# HIT Epoxy, how long do you wait before you fletch?



## Marble (May 6, 2018)

I usually wait until the next day to fletch. 

They can, and have, moved after inserting them. 

Premarket a Q tip and have some solvent handy to clean the interior wall of the arrow off after inserting the insert. A little wipe will get any residual glue off the walls and make putting in field tips eaaier.

Lastly, I hit the end of the arrow with the stone just a little bit to make sure no epoxy is left there.


----------



## fishbones (Dec 14, 2008)

Thanks, all good advice I will try on next set. I waited 24 hours to fletch.
I have noticed a couple field points threaded in a little tough but after the threads were clean had no issue.
I worried a little about the insert coming out some when pulling the HIT tool out.


----------



## GreggWNY (Sep 6, 2002)

We no longer use the supplied HIT epoxy due to movement as its curing. Get's expensive replacing customers arrows. We switched over to a 5 minute epoxy years ago and have had zero issues since. And before anyone asks, no we have never had a customer come back with an insert that pulled out.


----------



## as.ks.ak (Aug 13, 2016)

GreggWNY said:


> We no longer use the supplied HIT epoxy due to movement as its curing. Get's expensive replacing customers arrows. We switched over to a 5 minute epoxy years ago and have had zero issues since. And before anyone asks, no we have never had a customer come back with an insert that pulled out.


I used the HIT epoxy and already had 3 G-D D-mn inserts pull out. What 5 min epoxy are you using? Would love to try it. Also, if you had inserts pull out, would you hit the shaft with a 400 grit rolled up to roughen up the shaft before trying to reapply new inserts?

Appreciate the feedback. 


Sent from my iPhone using Tapatalk


----------



## rapids (Feb 28, 2003)

I wait the 24 hours as recommended. Besides thoroughly cleaning the inside of the shaft and insert itself, I always take the nocks off to avoid any vacuum pressure buildup. Also, I lay the shafts on a flat surface to cure. Have never had an insert come out.


----------



## saub74 (Jan 27, 2016)

Following


----------



## as.ks.ak (Aug 13, 2016)

A buddy had the G5 u-gu nock and insert glue. Worked great! Dries SUPER fast, so be quick with your installation. But I’ve had no issues thus far. And no worries I’m not mixing the epoxy well enough (which is my sneaking suspicion as to why I had issues).

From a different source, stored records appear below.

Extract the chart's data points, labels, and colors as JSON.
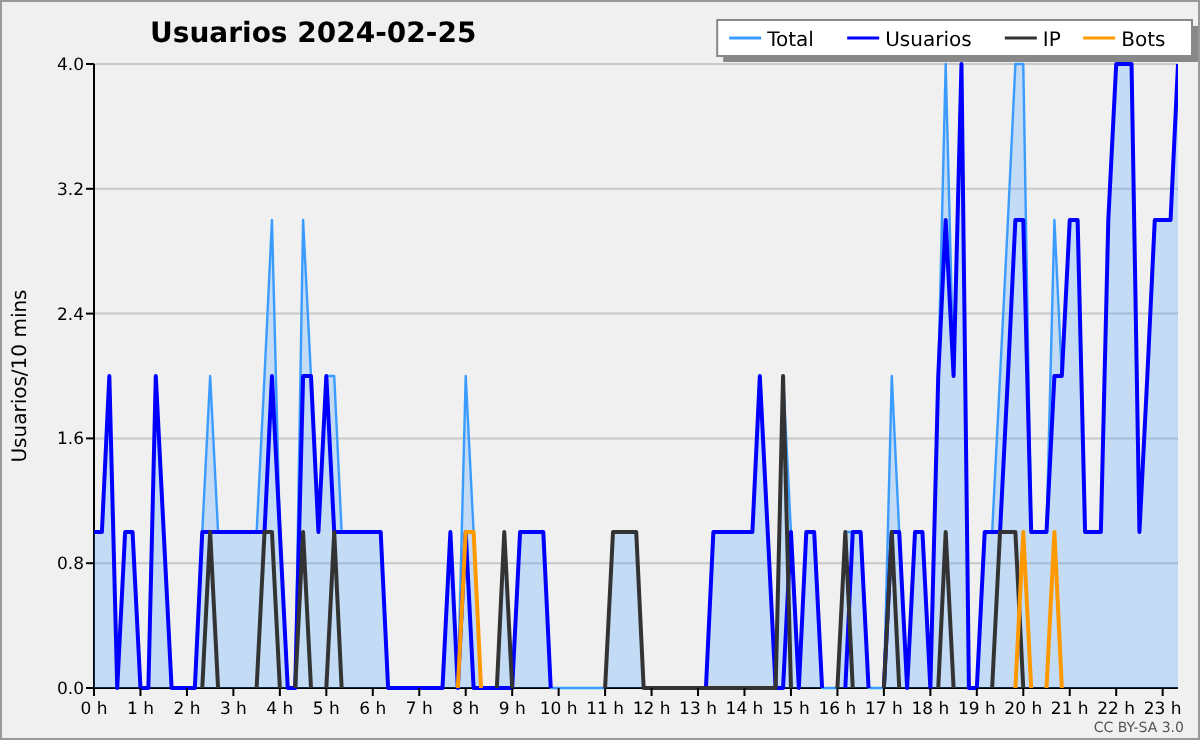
{
  "chart_data": {
    "type": "line",
    "title": "Usuarios  2024-02-25",
    "ylabel": "Usuarios/10 mins",
    "x": [
      0,
      0.17,
      0.33,
      0.5,
      0.67,
      0.83,
      1,
      1.17,
      1.33,
      1.5,
      1.67,
      1.83,
      2,
      2.17,
      2.33,
      2.5,
      2.67,
      2.83,
      3,
      3.17,
      3.33,
      3.5,
      3.67,
      3.83,
      4,
      4.17,
      4.33,
      4.5,
      4.67,
      4.83,
      5,
      5.17,
      5.33,
      5.5,
      5.67,
      5.83,
      6,
      6.17,
      6.33,
      6.5,
      6.67,
      6.83,
      7,
      7.17,
      7.33,
      7.5,
      7.67,
      7.83,
      8,
      8.17,
      8.33,
      8.5,
      8.67,
      8.83,
      9,
      9.17,
      9.33,
      9.5,
      9.67,
      9.83,
      10,
      10.17,
      10.33,
      10.5,
      10.67,
      10.83,
      11,
      11.17,
      11.33,
      11.5,
      11.67,
      11.83,
      12,
      12.17,
      12.33,
      12.5,
      12.67,
      12.83,
      13,
      13.17,
      13.33,
      13.5,
      13.67,
      13.83,
      14,
      14.17,
      14.33,
      14.5,
      14.67,
      14.83,
      15,
      15.17,
      15.33,
      15.5,
      15.67,
      15.83,
      16,
      16.17,
      16.33,
      16.5,
      16.67,
      16.83,
      17,
      17.17,
      17.33,
      17.5,
      17.67,
      17.83,
      18,
      18.17,
      18.33,
      18.5,
      18.67,
      18.83,
      19,
      19.17,
      19.33,
      19.5,
      19.67,
      19.83,
      20,
      20.17,
      20.33,
      20.5,
      20.67,
      20.83,
      21,
      21.17,
      21.33,
      21.5,
      21.67,
      21.83,
      22,
      22.17,
      22.33,
      22.5,
      22.67,
      22.83,
      23,
      23.17,
      23.33
    ],
    "series": [
      {
        "name": "Total",
        "type": "area",
        "color": "#3b9cff",
        "values": [
          1,
          1,
          2,
          0,
          1,
          1,
          0,
          0,
          2,
          1,
          0,
          0,
          0,
          0,
          1,
          2,
          1,
          1,
          1,
          1,
          1,
          1,
          2,
          3,
          1,
          0,
          0,
          3,
          2,
          1,
          2,
          2,
          1,
          1,
          1,
          1,
          1,
          1,
          0,
          0,
          0,
          0,
          0,
          0,
          0,
          0,
          1,
          0,
          2,
          1,
          0,
          0,
          0,
          1,
          0,
          1,
          1,
          1,
          1,
          0,
          0,
          0,
          0,
          0,
          0,
          0,
          0,
          1,
          1,
          1,
          1,
          0,
          0,
          0,
          0,
          0,
          0,
          0,
          0,
          0,
          1,
          1,
          1,
          1,
          1,
          1,
          2,
          1,
          0,
          2,
          1,
          0,
          1,
          1,
          0,
          0,
          0,
          1,
          1,
          1,
          0,
          0,
          0,
          2,
          1,
          0,
          1,
          1,
          0,
          2,
          4,
          2,
          4,
          0,
          0,
          1,
          1,
          2,
          3,
          4,
          4,
          1,
          1,
          1,
          3,
          2,
          3,
          3,
          1,
          1,
          1,
          3,
          4,
          4,
          4,
          1,
          2,
          3,
          3,
          3,
          4
        ]
      },
      {
        "name": "Usuarios",
        "color": "#0000ff",
        "values": [
          1,
          1,
          2,
          0,
          1,
          1,
          0,
          0,
          2,
          1,
          0,
          0,
          0,
          0,
          1,
          1,
          1,
          1,
          1,
          1,
          1,
          1,
          1,
          2,
          1,
          0,
          0,
          2,
          2,
          1,
          2,
          1,
          1,
          1,
          1,
          1,
          1,
          1,
          0,
          0,
          0,
          0,
          0,
          0,
          0,
          0,
          1,
          0,
          1,
          0,
          0,
          0,
          0,
          0,
          0,
          1,
          1,
          1,
          1,
          0,
          null,
          null,
          null,
          null,
          null,
          null,
          null,
          null,
          null,
          null,
          null,
          null,
          null,
          null,
          null,
          null,
          null,
          null,
          null,
          0,
          1,
          1,
          1,
          1,
          1,
          1,
          2,
          1,
          0,
          0,
          1,
          0,
          1,
          1,
          0,
          null,
          null,
          0,
          1,
          1,
          0,
          null,
          0,
          1,
          1,
          0,
          1,
          1,
          0,
          2,
          3,
          2,
          4,
          0,
          0,
          1,
          1,
          1,
          2,
          3,
          3,
          1,
          1,
          1,
          2,
          2,
          3,
          3,
          1,
          1,
          1,
          3,
          4,
          4,
          4,
          1,
          2,
          3,
          3,
          3,
          4
        ]
      },
      {
        "name": "IP",
        "color": "#333333",
        "values": [
          null,
          null,
          null,
          null,
          null,
          null,
          null,
          null,
          null,
          null,
          null,
          null,
          null,
          null,
          0,
          1,
          0,
          null,
          null,
          null,
          null,
          0,
          1,
          1,
          0,
          null,
          0,
          1,
          0,
          null,
          0,
          1,
          0,
          null,
          null,
          null,
          null,
          null,
          null,
          null,
          null,
          null,
          null,
          null,
          null,
          null,
          null,
          null,
          null,
          null,
          null,
          null,
          0,
          1,
          0,
          null,
          null,
          null,
          null,
          null,
          null,
          null,
          null,
          null,
          null,
          null,
          0,
          1,
          1,
          1,
          1,
          0,
          0,
          0,
          0,
          0,
          0,
          0,
          0,
          0,
          0,
          0,
          0,
          0,
          0,
          0,
          0,
          0,
          0,
          2,
          0,
          null,
          null,
          null,
          null,
          null,
          0,
          1,
          0,
          null,
          null,
          null,
          0,
          1,
          0,
          null,
          null,
          null,
          null,
          0,
          1,
          0,
          null,
          null,
          null,
          null,
          0,
          1,
          1,
          1,
          0,
          null,
          null,
          null,
          null,
          null,
          null,
          null,
          null,
          null,
          null,
          null,
          null,
          null,
          null,
          null,
          null,
          null,
          null,
          null,
          null
        ]
      },
      {
        "name": "Bots",
        "color": "#ff9900",
        "values": [
          null,
          null,
          null,
          null,
          null,
          null,
          null,
          null,
          null,
          null,
          null,
          null,
          null,
          null,
          null,
          null,
          null,
          null,
          null,
          null,
          null,
          null,
          null,
          null,
          null,
          null,
          null,
          null,
          null,
          null,
          null,
          null,
          null,
          null,
          null,
          null,
          null,
          null,
          null,
          null,
          null,
          null,
          null,
          null,
          null,
          null,
          null,
          0,
          1,
          1,
          0,
          null,
          null,
          null,
          null,
          null,
          null,
          null,
          null,
          null,
          null,
          null,
          null,
          null,
          null,
          null,
          null,
          null,
          null,
          null,
          null,
          null,
          null,
          null,
          null,
          null,
          null,
          null,
          null,
          null,
          null,
          null,
          null,
          null,
          null,
          null,
          null,
          null,
          null,
          null,
          null,
          null,
          null,
          null,
          null,
          null,
          null,
          null,
          null,
          null,
          null,
          null,
          null,
          null,
          null,
          null,
          null,
          null,
          null,
          null,
          null,
          null,
          null,
          null,
          null,
          null,
          null,
          null,
          null,
          0,
          1,
          0,
          null,
          0,
          1,
          0,
          null,
          null,
          null,
          null,
          null,
          null,
          null,
          null,
          null,
          null,
          null,
          null,
          null,
          null,
          null
        ]
      }
    ],
    "xlim": [
      0,
      23.33
    ],
    "xticks": [
      {
        "value": 0,
        "label": "0 h"
      },
      {
        "value": 1,
        "label": "1 h"
      },
      {
        "value": 2,
        "label": "2 h"
      },
      {
        "value": 3,
        "label": "3 h"
      },
      {
        "value": 4,
        "label": "4 h"
      },
      {
        "value": 5,
        "label": "5 h"
      },
      {
        "value": 6,
        "label": "6 h"
      },
      {
        "value": 7,
        "label": "7 h"
      },
      {
        "value": 8,
        "label": "8 h"
      },
      {
        "value": 9,
        "label": "9 h"
      },
      {
        "value": 10,
        "label": "10 h"
      },
      {
        "value": 11,
        "label": "11 h"
      },
      {
        "value": 12,
        "label": "12 h"
      },
      {
        "value": 13,
        "label": "13 h"
      },
      {
        "value": 14,
        "label": "14 h"
      },
      {
        "value": 15,
        "label": "15 h"
      },
      {
        "value": 16,
        "label": "16 h"
      },
      {
        "value": 17,
        "label": "17 h"
      },
      {
        "value": 18,
        "label": "18 h"
      },
      {
        "value": 19,
        "label": "19 h"
      },
      {
        "value": 20,
        "label": "20 h"
      },
      {
        "value": 21,
        "label": "21 h"
      },
      {
        "value": 22,
        "label": "22 h"
      },
      {
        "value": 23,
        "label": "23 h"
      }
    ],
    "ylim": [
      0,
      4
    ],
    "yticks": [
      {
        "value": 0,
        "label": "0.0"
      },
      0.8,
      1.6,
      2.4,
      3.2,
      {
        "value": 4,
        "label": "4.0"
      }
    ],
    "grid": "y",
    "legend": "top right",
    "annotations": [
      "CC BY-SA 3.0"
    ]
  }
}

Sent from my iPhone using Tapatalk


----------



## ROSCO 1 (Feb 4, 2009)

next day


----------



## harrison_floyd (Mar 14, 2016)

we've gotte away from using the hit epoxy. its messy and inserts can shift no matter how careful you are. we started just using the same bsi super glue that we glue in all our other inserts with and glue fletching with. have to be careful not to let them hang up on the way in and swab them right after or the glue will dry and keep the tips from being able to screw in. but with this you can literally shoot seconds after building the arrow (preferably into a bag not a foam target). a lot of people thing the inserts will pull out and that super glue doesnt work as good but we dont have any issues with it at all (and the customer can leave with their arrows that day)


----------



## harrison_floyd (Mar 14, 2016)

also we made our own insert tool out of a small bolt and two nuts set to the correct depth to put the inserts in, works a lot better than eastons plastic tools


----------